To develop a clinical-grade West Nile virus vaccine for the Phase I clinical trial, Slifka and colleagues worked with Michael Diamond, M.D., Ph.D., a world-renowned expert on West Nile virus immunology and pathogenesis at Washington University in St. Louis, and Ian Amanna, Ph.D., associate vice president for research at Najit Technologies, Inc., an Oregon-based OHSU spinoff company that serves as the researchers’ industry partner.
“The generation of a safe and effective inactivated vaccine against West Nile virus could minimize disease, long-term disability and even death in vulnerable individuals,” said Diamond. “This vaccine showed great promise in pre-clinical models in animals. We are optimistic that it will stimulate protective immune responses that control infection and disease. This first trial in humans is an important milestone.”
In 2009, Slifka, Diamond, Amanna and colleagues received a $7.5 million grant from the National Institutes of Health to develop a new West Nile Vaccine. In 2012, using a mouse model, the researchers proved their proprietary HydroVax platform was a safer and more effective method for creating vaccines than current vaccine production systems (Nature Medicine). In 2013, the Diamond laboratory showed that HydroVax could protect aged mice from lethal West Nile virus infection (Journal of Virology). Last month, an independent group of researchers led by Yoshiro Kawaoka, Ph.D., at the University of Wisconsin used HydroVax to develop an Ebola vaccine that provided complete protection against lethal infection in a primate model (Science).

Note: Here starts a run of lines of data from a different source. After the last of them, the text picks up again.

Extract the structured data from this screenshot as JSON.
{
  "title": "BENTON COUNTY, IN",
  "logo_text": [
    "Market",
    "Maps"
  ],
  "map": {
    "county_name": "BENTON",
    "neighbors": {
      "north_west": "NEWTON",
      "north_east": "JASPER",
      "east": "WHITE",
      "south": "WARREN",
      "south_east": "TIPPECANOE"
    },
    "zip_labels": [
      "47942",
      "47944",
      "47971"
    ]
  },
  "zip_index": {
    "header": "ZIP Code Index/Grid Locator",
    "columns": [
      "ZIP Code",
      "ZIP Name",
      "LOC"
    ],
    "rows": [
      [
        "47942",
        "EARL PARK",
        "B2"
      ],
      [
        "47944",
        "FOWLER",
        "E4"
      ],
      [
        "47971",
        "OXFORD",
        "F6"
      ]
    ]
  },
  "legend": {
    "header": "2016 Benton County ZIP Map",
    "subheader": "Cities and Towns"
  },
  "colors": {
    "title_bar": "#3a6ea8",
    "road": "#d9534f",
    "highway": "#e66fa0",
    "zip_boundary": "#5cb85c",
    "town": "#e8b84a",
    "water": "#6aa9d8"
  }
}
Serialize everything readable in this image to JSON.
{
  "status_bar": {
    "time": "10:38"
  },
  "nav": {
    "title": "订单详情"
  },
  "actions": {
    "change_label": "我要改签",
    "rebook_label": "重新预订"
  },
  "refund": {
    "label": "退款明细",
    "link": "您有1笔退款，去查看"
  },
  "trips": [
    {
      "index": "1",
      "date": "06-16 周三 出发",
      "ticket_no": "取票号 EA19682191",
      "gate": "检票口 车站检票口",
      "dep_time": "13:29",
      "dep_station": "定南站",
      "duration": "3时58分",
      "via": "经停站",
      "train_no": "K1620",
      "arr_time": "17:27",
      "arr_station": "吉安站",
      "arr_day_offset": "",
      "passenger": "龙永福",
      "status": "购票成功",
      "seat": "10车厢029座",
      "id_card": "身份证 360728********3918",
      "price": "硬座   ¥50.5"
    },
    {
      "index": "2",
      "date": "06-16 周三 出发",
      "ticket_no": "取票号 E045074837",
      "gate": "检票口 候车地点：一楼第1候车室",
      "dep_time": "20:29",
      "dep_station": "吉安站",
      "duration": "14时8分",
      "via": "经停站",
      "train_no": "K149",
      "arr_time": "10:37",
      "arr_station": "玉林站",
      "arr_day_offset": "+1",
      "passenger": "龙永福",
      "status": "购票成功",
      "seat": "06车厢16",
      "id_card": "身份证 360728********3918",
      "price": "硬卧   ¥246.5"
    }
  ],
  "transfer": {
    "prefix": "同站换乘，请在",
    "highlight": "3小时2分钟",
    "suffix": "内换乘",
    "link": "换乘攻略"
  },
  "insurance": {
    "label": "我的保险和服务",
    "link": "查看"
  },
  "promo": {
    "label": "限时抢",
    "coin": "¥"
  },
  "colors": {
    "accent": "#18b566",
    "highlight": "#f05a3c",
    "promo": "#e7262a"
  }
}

West Nile virus is a mosquito-borne human pathogen that has become endemic in North America and causes substantial disease and death. Some estimate that as many as 3 million West Nile virus infections have occurred in the United States since 1999. A total of 47 states and the District of Columbia reported West Nile virus infections in people, birds or mosquitoes in 2014, according to the Centers for Disease Control and Prevention.
“It is truly gratifying to see this novel approach to vaccine development discovered by Dr. Slifka and his colleagues take this critical step toward treatment of infectious diseases in humans,” said Dan Dorsa, Ph.D., senior vice president for research at OHSU.